When custom development is justified
- Your business has a one-off workflow that no SaaS tool covers.
- You're integrating with multiple back-end systems (CRM, ERP, custom inventory, telephony).
- You expect to scale to traffic levels that off-the-shelf CMS hosting can't handle.
- Performance, accessibility, or security requirements are stricter than what generic platforms deliver.
- You need long-term cost control and want to own the codebase.
When off-the-shelf is the right answer
- You publish content (pages, articles, products) and need an editor your team can use.
- Your scope fits within what the platform was designed for.
- Time-to-launch is short.
- You don't have ongoing technical capacity in-house.
Sensible framework / stack picks in 2026
- Static + headless CMS — Astro, Eleventy, or Next.js statically generated, with content in Sanity, Storyblok, or a headless WordPress. Best performance; best cost-of-hosting; suits content-heavy editorial sites and brochure sites.
- Laravel + Inertia/Livewire — popular for full-stack apps with custom logic. PHP ecosystem; broad Irish developer pool.
- Ruby on Rails — still well-supported.
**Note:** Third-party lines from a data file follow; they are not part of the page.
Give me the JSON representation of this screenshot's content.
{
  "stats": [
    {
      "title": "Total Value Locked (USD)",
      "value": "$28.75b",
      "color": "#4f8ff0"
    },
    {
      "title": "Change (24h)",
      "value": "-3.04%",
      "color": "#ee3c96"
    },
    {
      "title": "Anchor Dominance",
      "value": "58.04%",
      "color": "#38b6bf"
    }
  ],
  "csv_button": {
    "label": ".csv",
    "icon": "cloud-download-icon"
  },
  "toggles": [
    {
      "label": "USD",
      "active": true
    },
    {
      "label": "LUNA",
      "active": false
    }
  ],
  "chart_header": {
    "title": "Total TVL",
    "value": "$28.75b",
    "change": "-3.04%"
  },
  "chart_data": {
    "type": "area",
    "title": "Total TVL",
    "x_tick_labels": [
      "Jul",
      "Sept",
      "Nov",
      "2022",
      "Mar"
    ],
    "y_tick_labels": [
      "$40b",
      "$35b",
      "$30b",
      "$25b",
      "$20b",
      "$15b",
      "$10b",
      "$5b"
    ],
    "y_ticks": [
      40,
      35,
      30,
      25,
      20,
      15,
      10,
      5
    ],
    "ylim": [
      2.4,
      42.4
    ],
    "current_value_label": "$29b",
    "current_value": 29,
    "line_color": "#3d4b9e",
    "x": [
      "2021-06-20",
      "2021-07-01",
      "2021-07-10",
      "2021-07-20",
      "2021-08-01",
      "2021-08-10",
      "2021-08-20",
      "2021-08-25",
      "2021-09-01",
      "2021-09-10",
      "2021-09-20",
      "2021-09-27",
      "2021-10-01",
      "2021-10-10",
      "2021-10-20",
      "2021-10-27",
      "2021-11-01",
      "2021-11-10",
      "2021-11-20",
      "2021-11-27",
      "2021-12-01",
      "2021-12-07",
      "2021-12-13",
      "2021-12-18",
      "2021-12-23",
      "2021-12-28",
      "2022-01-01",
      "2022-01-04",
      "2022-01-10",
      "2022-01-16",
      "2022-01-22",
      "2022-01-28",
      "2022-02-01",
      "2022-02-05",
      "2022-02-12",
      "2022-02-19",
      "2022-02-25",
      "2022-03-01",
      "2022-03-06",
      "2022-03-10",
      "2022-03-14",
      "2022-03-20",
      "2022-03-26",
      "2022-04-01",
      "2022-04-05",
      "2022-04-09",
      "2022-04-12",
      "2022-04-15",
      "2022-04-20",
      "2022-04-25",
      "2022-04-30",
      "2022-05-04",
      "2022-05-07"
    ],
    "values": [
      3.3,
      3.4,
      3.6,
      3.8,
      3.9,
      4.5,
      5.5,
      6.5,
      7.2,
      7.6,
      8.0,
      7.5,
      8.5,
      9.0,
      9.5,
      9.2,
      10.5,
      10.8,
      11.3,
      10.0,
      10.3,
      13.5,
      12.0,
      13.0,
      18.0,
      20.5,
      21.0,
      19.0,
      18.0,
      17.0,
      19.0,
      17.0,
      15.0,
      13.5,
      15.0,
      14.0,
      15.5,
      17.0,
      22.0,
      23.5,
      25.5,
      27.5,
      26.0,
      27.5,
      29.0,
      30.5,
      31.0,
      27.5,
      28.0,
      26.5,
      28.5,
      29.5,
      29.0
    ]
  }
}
Mature ecosystem; good for back-office heavy applications.
- Django (Python) — strong choice if your team has Python expertise, or for data-heavy applications.
- Node.js + Express / Fastify — when JavaScript is unavoidable across the stack.
- WordPress — still the most-built CMS in Ireland; powerful with a good developer; nightmarish if maintained badly.
Performance baseline every site should clear in 2026
- Largest Contentful Paint < 2.5s on a 4G connection.
- Cumulative Layout Shift < 0.1.
- First Input Delay < 100ms.
- Lighthouse score > 90 on Performance, Accessibility, Best Practices, SEO.
- HTTP/2 or HTTP/3, HTTPS only, HSTS enabled.
Security minimums
- HTTPS with auto-renewing certificates.
- Automated security patches on the CMS, plugins, and underlying server.
- Daily off-site backups. Tested restores, not just backup files.
- 2FA on every admin account.
- A WAF (web application firewall) — Cloudflare's free tier handles most SMB cases.
- No default admin usernames. No "admin/admin." Yes, this is still the most common exploit vector.
How to avoid lock-in
- Own the domain. Always registered to you, not your developer.
- Own the hosting account. If they hold the keys, they can hold you to ransom at renewal.
- Have access to the codebase — a Git repository you can read, even if you can't write to it.
- Documentation. A short README that explains how to deploy, where the database lives, how to take a backup. One page is enough.
- Avoid proprietary CMS platforms built on a single agency's code. When that agency disappears (and they do), so does your support.